On Tuesday, Teo suggested the country’s vibrant economy is one way Singapore can get access to the data it needs. “If you consider the size of our GDP, and use it as an indication of the breadth and depth of activities that are taking place in Singapore, and that every single one of those activities generates a data point—then maybe the data is not as small as we think it is,” she explained.
‘Tropical’ data centers
Still, the Singaporean minister noted some potential challenges to the country’s AI hopes. “In any new field, the pool of talent is always going to be a concern,” she said. “It’s not broad enough, it’s not deep enough.”
But she pushed back against suggestions that Singapore’s brief moratorium on data centers had hindered the country’s attractiveness as an AI hub.

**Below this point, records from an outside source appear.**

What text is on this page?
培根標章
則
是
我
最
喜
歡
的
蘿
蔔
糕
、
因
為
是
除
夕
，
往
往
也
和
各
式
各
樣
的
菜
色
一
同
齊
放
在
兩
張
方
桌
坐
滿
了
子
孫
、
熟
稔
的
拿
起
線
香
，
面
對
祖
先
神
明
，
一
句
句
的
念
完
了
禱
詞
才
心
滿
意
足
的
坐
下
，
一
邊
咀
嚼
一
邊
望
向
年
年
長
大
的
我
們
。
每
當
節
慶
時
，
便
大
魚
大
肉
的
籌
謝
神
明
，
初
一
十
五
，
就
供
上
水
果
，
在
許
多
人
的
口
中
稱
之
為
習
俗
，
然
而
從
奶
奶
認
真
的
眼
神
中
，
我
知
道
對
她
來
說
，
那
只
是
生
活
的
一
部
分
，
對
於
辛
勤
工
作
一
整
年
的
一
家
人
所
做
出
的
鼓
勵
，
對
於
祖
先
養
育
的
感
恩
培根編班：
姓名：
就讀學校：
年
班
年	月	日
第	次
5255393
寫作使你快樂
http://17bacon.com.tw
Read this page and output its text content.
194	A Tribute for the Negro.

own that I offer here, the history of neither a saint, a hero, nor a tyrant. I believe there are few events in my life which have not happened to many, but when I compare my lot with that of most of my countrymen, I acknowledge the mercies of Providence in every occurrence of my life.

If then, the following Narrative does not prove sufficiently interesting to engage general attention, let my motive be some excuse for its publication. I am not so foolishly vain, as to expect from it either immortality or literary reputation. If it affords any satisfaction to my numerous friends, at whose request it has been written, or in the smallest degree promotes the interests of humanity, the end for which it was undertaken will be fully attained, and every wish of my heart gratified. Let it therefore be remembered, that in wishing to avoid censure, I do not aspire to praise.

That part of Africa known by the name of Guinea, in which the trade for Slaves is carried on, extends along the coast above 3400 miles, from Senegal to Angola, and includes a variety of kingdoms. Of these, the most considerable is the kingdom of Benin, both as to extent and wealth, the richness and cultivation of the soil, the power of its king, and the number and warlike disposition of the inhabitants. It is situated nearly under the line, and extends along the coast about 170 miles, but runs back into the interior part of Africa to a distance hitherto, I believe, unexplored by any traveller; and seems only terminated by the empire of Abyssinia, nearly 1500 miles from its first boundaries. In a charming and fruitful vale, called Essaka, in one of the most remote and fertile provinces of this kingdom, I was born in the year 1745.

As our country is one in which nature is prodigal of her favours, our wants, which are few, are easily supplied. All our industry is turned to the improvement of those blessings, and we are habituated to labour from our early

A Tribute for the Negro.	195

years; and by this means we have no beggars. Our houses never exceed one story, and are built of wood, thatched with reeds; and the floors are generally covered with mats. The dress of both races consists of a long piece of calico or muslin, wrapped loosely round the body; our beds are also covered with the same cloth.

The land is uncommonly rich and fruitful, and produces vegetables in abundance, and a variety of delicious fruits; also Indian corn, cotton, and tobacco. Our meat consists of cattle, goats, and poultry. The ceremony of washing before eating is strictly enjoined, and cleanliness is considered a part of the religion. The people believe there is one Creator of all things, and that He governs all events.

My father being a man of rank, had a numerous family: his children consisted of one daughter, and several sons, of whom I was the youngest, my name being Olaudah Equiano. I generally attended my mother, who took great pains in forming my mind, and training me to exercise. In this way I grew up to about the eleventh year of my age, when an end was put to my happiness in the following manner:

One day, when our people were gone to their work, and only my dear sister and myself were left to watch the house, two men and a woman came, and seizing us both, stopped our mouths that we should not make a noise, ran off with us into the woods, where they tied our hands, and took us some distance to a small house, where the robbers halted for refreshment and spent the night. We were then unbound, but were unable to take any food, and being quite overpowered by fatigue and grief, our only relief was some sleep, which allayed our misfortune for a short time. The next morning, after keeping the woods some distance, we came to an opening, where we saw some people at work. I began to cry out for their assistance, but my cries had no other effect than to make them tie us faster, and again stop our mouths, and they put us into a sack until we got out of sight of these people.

In 2019, the Singaporean government briefly paused approvals of new data centers, owing to concerns about land use and power consumption. Operators fled elsewhere, including to neighboring Malaysia, which is now attracting billions of dollars in investment from Big Tech companies like Microsoft and Google.
But Teo argued Singapore, with 70 data centers, has some of the world’s “densest data center capacity.”
“If you look at our data center capacity relative to the size of our GDP, and if you compare it to, say, Japan or if you compare it to China, actually we have way more,” she claimed.
While Singapore is open to having more data centers, “the question is how do we do it whilst also being able to fulfill our commitments to the net-zero pathway,” she asked.
The answer is “tropical [data center] standards,” she said. “If you’re operating the data center in a tropical climate, do you need to operate it at a temperature that is so low? Or [is it that] actually with one degree higher, you’re okay?”